Mumbai: Airlines are trying to woo passengers back to the skies by offering cheaper fares, special incentives, advance booking plans and frequent flyer benefits to arrest a 19% slide in the number of air travellers last month from a year earlier.
Domestic airlines carried 2.63 million passengers in September, down from 3.3 million in the same month last year, as travellers faced with rising airfares opted to travel by rail and road instead.
Carriers such as SpiceJet Ltd, GoAirlines (India) Pvt.

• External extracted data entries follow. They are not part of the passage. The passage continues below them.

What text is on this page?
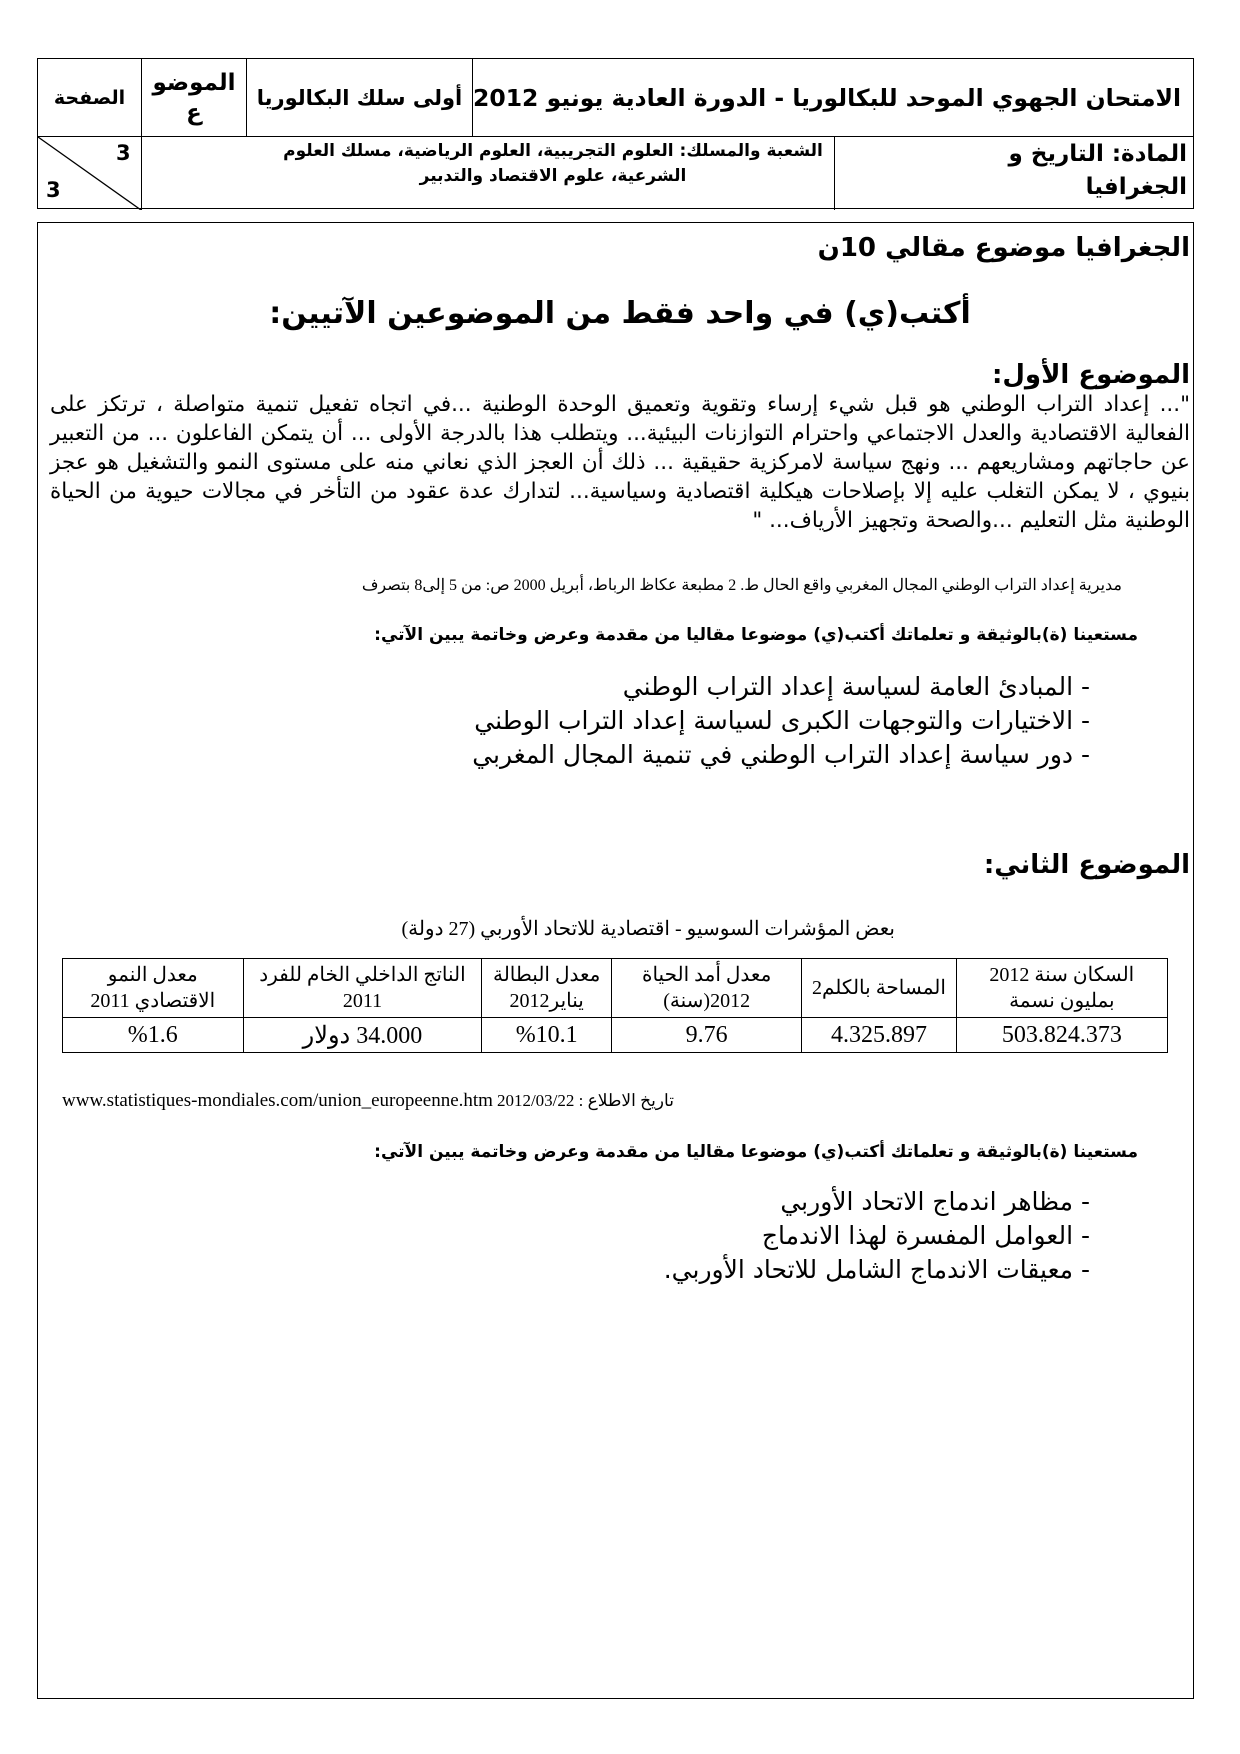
الصفحة
الموضو ع
أولى سلك البكالوريا الامتحان الجهوي الموحد للبكالوريا - الدورة العادية يونيو 2012
3
3
الشعبة والمسلك: العلوم التجريبية، العلوم الرياضية، مسلك العلوم الشرعية، علوم الاقتصاد والتدبير
المادة: التاريخ و الجغرافيا
الجغرافيا موضوع مقالي 10ن
أكتب(ي) في واحد فقط من الموضوعين الآتيين:
الموضوع الأول:
"... إعداد التراب الوطني هو قبل شيء إرساء وتقوية وتعميق الوحدة الوطنية ...في اتجاه تفعيل تنمية متواصلة ، ترتكز على الفعالية الاقتصادية والعدل الاجتماعي واحترام التوازنات البيئية... ويتطلب هذا بالدرجة الأولى ... أن يتمكن الفاعلون ... من التعبير عن حاجاتهم ومشاريعهم ... ونهج سياسة لامركزية حقيقية ... ذلك أن العجز الذي نعاني منه على مستوى النمو والتشغيل هو عجز بنيوي ، لا يمكن التغلب عليه إلا بإصلاحات هيكلية اقتصادية وسياسية... لتدارك عدة عقود من التأخر في مجالات حيوية من الحياة الوطنية مثل التعليم ...والصحة وتجهيز الأرياف... "
مديرية إعداد التراب الوطني المجال المغربي واقع الحال ط. 2 مطبعة عكاظ الرباط، أبريل 2000 ص: من 5 إلى8 بتصرف
مستعينا (ة)بالوثيقة و تعلماتك أكتب(ي) موضوعا مقاليا من مقدمة وعرض وخاتمة يبين الآتي:
- المبادئ العامة لسياسة إعداد التراب الوطني
- الاختيارات والتوجهات الكبرى لسياسة إعداد التراب الوطني
- دور سياسة إعداد التراب الوطني في تنمية المجال المغربي
الموضوع الثاني:
بعض المؤشرات السوسيو - اقتصادية للاتحاد الأوربي (27 دولة)
السكان سنة 2012 بمليون نسمة	المساحة بالكلم2	معدل أمد الحياة 2012(سنة)	معدل البطالة يناير2012	الناتج الداخلي الخام للفرد 2011	معدل النمو الاقتصادي 2011
503.824.373	4.325.897	9.76	%10.1	34.000 دولار	%1.6
www.statistiques-mondiales.com/union_europeenne.htm تاريخ الاطلاع : 2012/03/22
مستعينا (ة)بالوثيقة و تعلماتك أكتب(ي) موضوعا مقاليا من مقدمة وعرض وخاتمة يبين الآتي:
- مظاهر اندماج الاتحاد الأوربي
- العوامل المفسرة لهذا الاندماج
- معيقات الاندماج الشامل للاتحاد الأوربي.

Ltd that operates GoAir, and IndiGo, run by Interglobe Aviation Pvt. Ltd, have knocked off a Rs150 congestion surcharge imposed on each ticket.
State-owned National Aviation Co. of India Ltd, or Nacil, which runs Air India, never imposed the congestion surcharge, but others including Kingfisher Airlines Ltd and Jet Airways (India) Ltd continue to load this on every ticket.

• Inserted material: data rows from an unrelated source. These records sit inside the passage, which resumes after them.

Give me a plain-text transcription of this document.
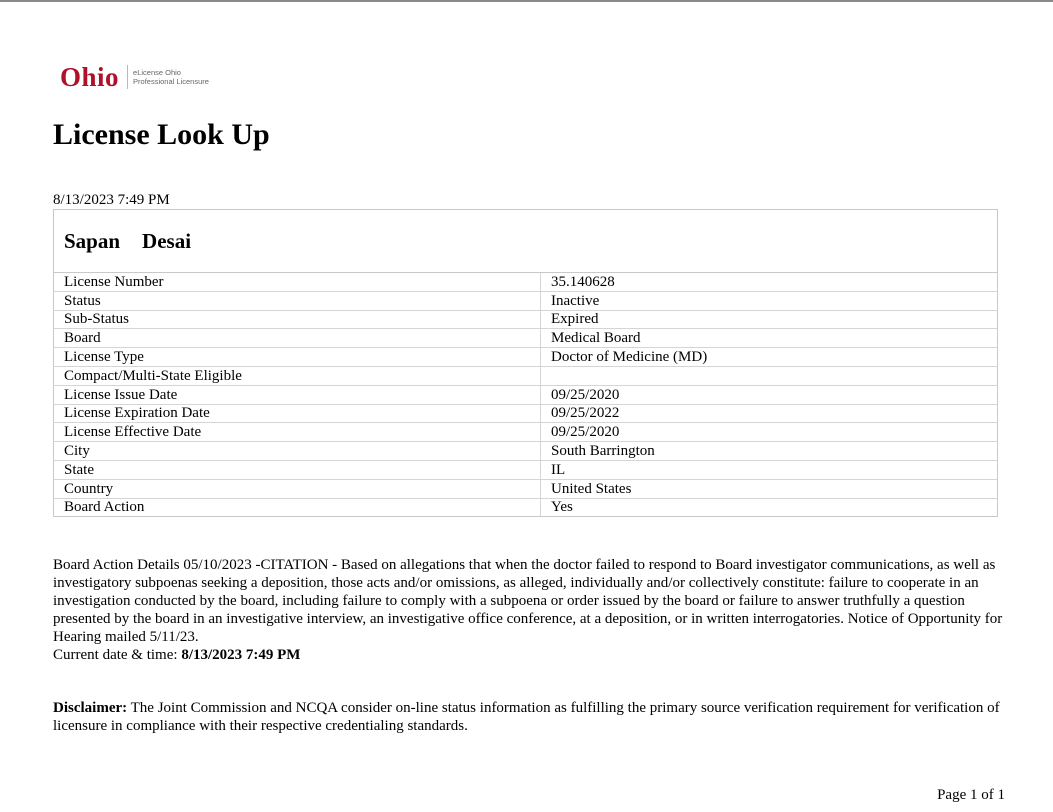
Ohio eLicense Ohio
Professional Licensure
License Look Up
8/13/2023 7:49 PM
Sapan Desai
License Number	35.140628
Status	Inactive
Sub-Status	Expired
Board	Medical Board
License Type	Doctor of Medicine (MD)
Compact/Multi-State Eligible	
License Issue Date	09/25/2020
License Expiration Date	09/25/2022
License Effective Date	09/25/2020
City	South Barrington
State	IL
Country	United States
Board Action	Yes

Board Action Details 05/10/2023 -CITATION - Based on allegations that when the doctor failed to respond to Board investigator communications, as well as investigatory subpoenas seeking a deposition, those acts and/or omissions, as alleged, individually and/or collectively constitute: failure to cooperate in an investigation conducted by the board, including failure to comply with a subpoena or order issued by the board or failure to answer truthfully a question presented by the board in an investigative interview, an investigative office conference, at a deposition, or in written interrogatories. Notice of Opportunity for Hearing mailed 5/11/23.

Current date & time: 8/13/2023 7:49 PM

Disclaimer: The Joint Commission and NCQA consider on-line status information as fulfilling the primary source verification requirement for verification of licensure in compliance with their respective credentialing standards.

Page 1 of 1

The airline firms are also going back to permitting bookings as much as six months in advance, dropping the current practice of limiting ticket purchases to three months before the travel date.

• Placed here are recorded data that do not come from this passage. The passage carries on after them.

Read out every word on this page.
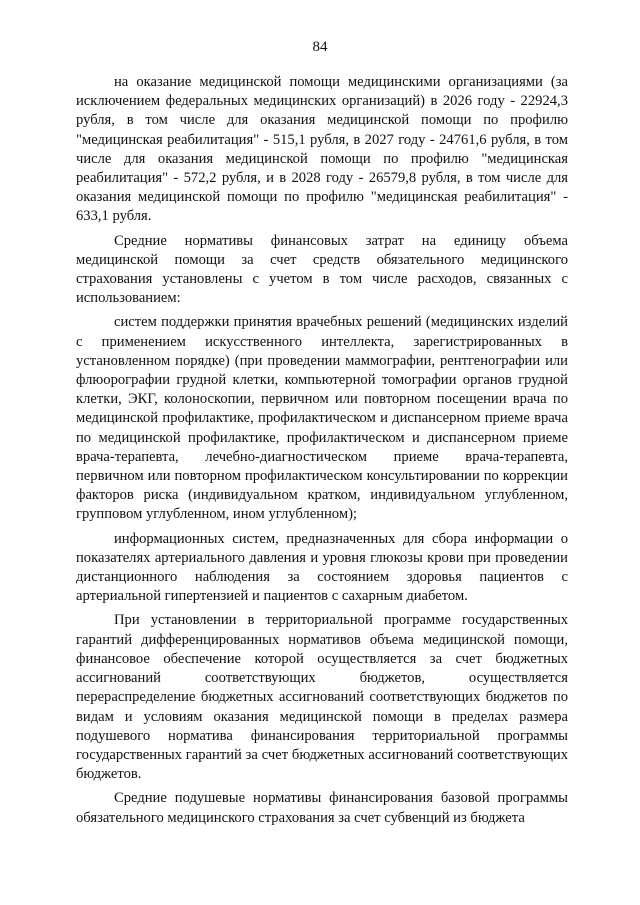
84

на оказание медицинской помощи медицинскими организациями (за исключением федеральных медицинских организаций) в 2026 году - 22924,3 рубля, в том числе для оказания медицинской помощи по профилю "медицинская реабилитация" - 515,1 рубля, в 2027 году - 24761,6 рубля, в том числе для оказания медицинской помощи по профилю "медицинская реабилитация" - 572,2 рубля, и в 2028 году - 26579,8 рубля, в том числе для оказания медицинской помощи по профилю "медицинская реабилитация" - 633,1 рубля.

Средние нормативы финансовых затрат на единицу объема медицинской помощи за счет средств обязательного медицинского страхования установлены с учетом в том числе расходов, связанных с использованием:

систем поддержки принятия врачебных решений (медицинских изделий с применением искусственного интеллекта, зарегистрированных в установленном порядке) (при проведении маммографии, рентгенографии или флюорографии грудной клетки, компьютерной томографии органов грудной клетки, ЭКГ, колоноскопии, первичном или повторном посещении врача по медицинской профилактике, профилактическом и диспансерном приеме врача по медицинской профилактике, профилактическом и диспансерном приеме врача-терапевта, лечебно-диагностическом приеме врача-терапевта, первичном или повторном профилактическом консультировании по коррекции факторов риска (индивидуальном кратком, индивидуальном углубленном, групповом углубленном, ином углубленном);

информационных систем, предназначенных для сбора информации о показателях артериального давления и уровня глюкозы крови при проведении дистанционного наблюдения за состоянием здоровья пациентов с артериальной гипертензией и пациентов с сахарным диабетом.

При установлении в территориальной программе государственных гарантий дифференцированных нормативов объема медицинской помощи, финансовое обеспечение которой осуществляется за счет бюджетных ассигнований соответствующих бюджетов, осуществляется перераспределение бюджетных ассигнований соответствующих бюджетов по видам и условиям оказания медицинской помощи в пределах размера подушевого норматива финансирования территориальной программы государственных гарантий за счет бюджетных ассигнований соответствующих бюджетов.

Средние подушевые нормативы финансирования базовой программы обязательного медицинского страхования за счет субвенций из бюджета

After reducing fares by 15% across the board, Delhi-based low-fare carrier SpiceJet on Tuesday reintroduced its Rs99 fare (excluding taxes and surcharges) on some sectors, keeping bookings open into March next year. The airline has also announced an all-inclusive Rs3,225 ticket on the Mumbai-Delhi sector compared with tickets priced between Rs5,000 and Rs6,000 earlier.
The Wadia Group-promoted GoAir has decided to offer every single flyer on the airline a Rs200 voucher with each boarding pass, which can be redeemed on the next ticket purchased within three months. Under a “fly smart” programme, the Mumbai-based carrier has offered a free base-fare ticket against the purchase of the fifth consecutive ticket bought online from now to March.
Airfares in India comprise a base fare and levies such as fuel and airport surcharges.
“We are bringing back the advance ticket purchase schemes on our system. GoAir will start aggressive pricing for different segments, based on routes and traffic,” GoAir chief executive officer Edgardo Badiali said.
G.R. Gopinath, who pioneered low-cost air travel in India and is now vice-chairman of Kingfisher Airlines—to which he sold his carrier—said airlines were smarting under dropping passenger traffic in response to rising airfares. “Airlines, especially low fare carriers, will have to increase their consumer base by offering cheaper fares since they are competing with railways,” he said.
According to a 3 October Citigroup Global Markets Inc. report, the difference between low-cost carriers, or LCCs, and rail fares has gone up by at least 50% since May and 80% since January.
“As a result, domestic air traffic growth—propelled by the launch of several LCCs—has dropped off sharply, registering a decline of 17% in August,” it said.
Aditya Ghosh, president of IndiGo, said passengers could save as much as 50% of base-fares by booking two-three weeks in advance and by almost 40% one-two weeks ahead.
Nacil will announce new benefits to the frequent flyers on Wednesday.